Phil Singer, a Clinton spokesman, countered that the outcome on Tuesday is "likely to be close due to the proportional allocation of delegates under the Democratic party's rules".

 

Even so, he said :"We expect to maintain our current overall lead in delegates on February 6."

 

McCain ahead

 

Super Tuesday

A total of 24 US states are holding primaries or caucuses on 5 Feb

It is the day when the largest number of nominating delegates for both Republicans and Democrats are up for grabs

52 per cent of Democratic delegates and 41 per cent of Republican delegates are at stake

Key states include California - with the most amount of delegates for a single state - Georgia, Illinois and New York

Started in 1988 after some southern US states decided to hold primaries simultaenously to boost southern influence in choosing a candidate

Given his huge lead in polls, McCain could effectively wrap up the nomination on Tuesday, a remarkable comeback for a candidate whose hopes appeared dashed last year.

 

McCain projected confidence on Monday, not only about wrapping up the nomination but about next November's general election as well.

 

"I can lead this nation and motivate all Americans to serve a cause greater than their self-interest," he said while campaigning at a fire station in New Jersey.

 

Yet many Republicans remain wary of McCain, questioning the senator's conservative credentials because of his reputation as a maverick and his stance backing a path to citizenship for illegal immigrants.

 

Romney has tried, so far unsuccessfully, to tap into those doubts.

 

"We're going to hand the liberals in our party a little surprise," boasted Romney, the former Massachusetts governor, predicting he would score an upset in delegate-rich California.

 

McCain struck back later on Monday with a television ad that showed Romney in a 1994 debate against Democratic Senator Edward M Kennedy, saying he was "an independent during the time of Reagan-Bush.
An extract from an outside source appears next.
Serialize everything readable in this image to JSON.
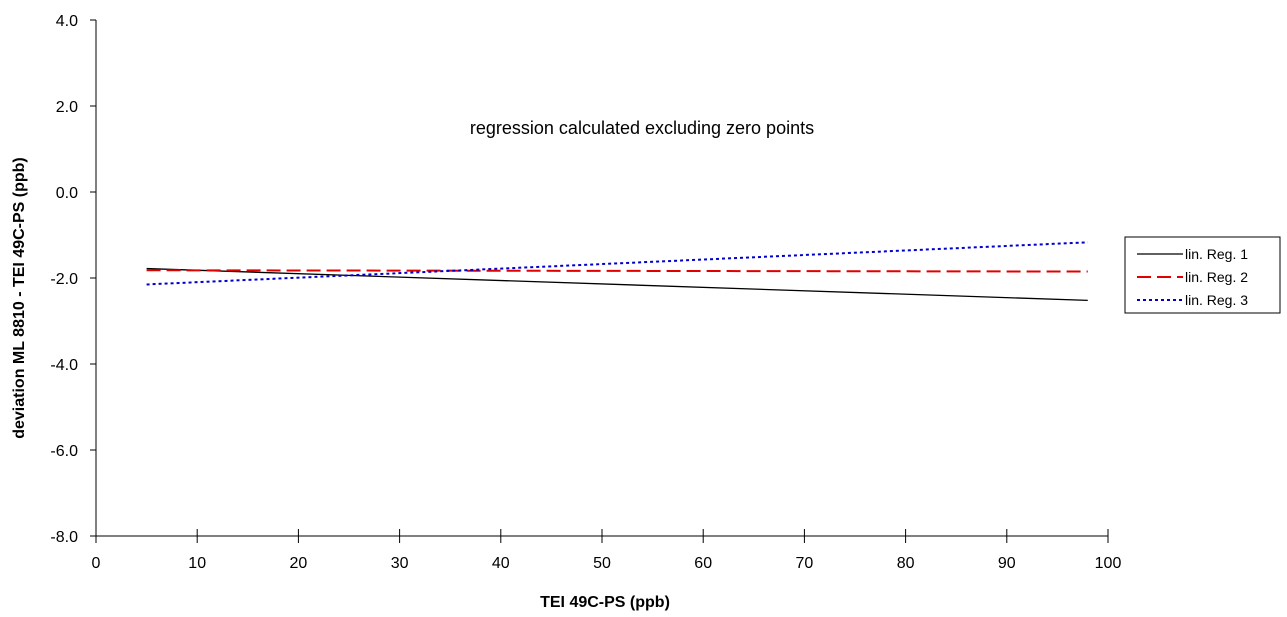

I'm not trying to return to Reagan-Bush".

 

Unwilling to leave anything to chance, both men hastily rearranged their schedules to make one more late stop in California, the largest prize with 170 delegates.

 

In the Republican race, there are 1,023 delegates at stake in primaries in 15 states, caucuses in five and the West Virginia state convention.

 

A candidate needs 1,191 delegates to secure the nomination

 

So far, McCain has 102 delegates, including endorsements from party leaders who automatically attend the convention. Romney has 93 delegates.

 

Several states award all their delegates to the winner, and McCain was favoured in New York, New Jersey, Connecticut, Delaware and his home state of Arizona, with 251 delegates combined.

 

Romney hoped to counter with victories in Utah and West Virginia, as well as in a string of caucuses in Western and Midwestern states.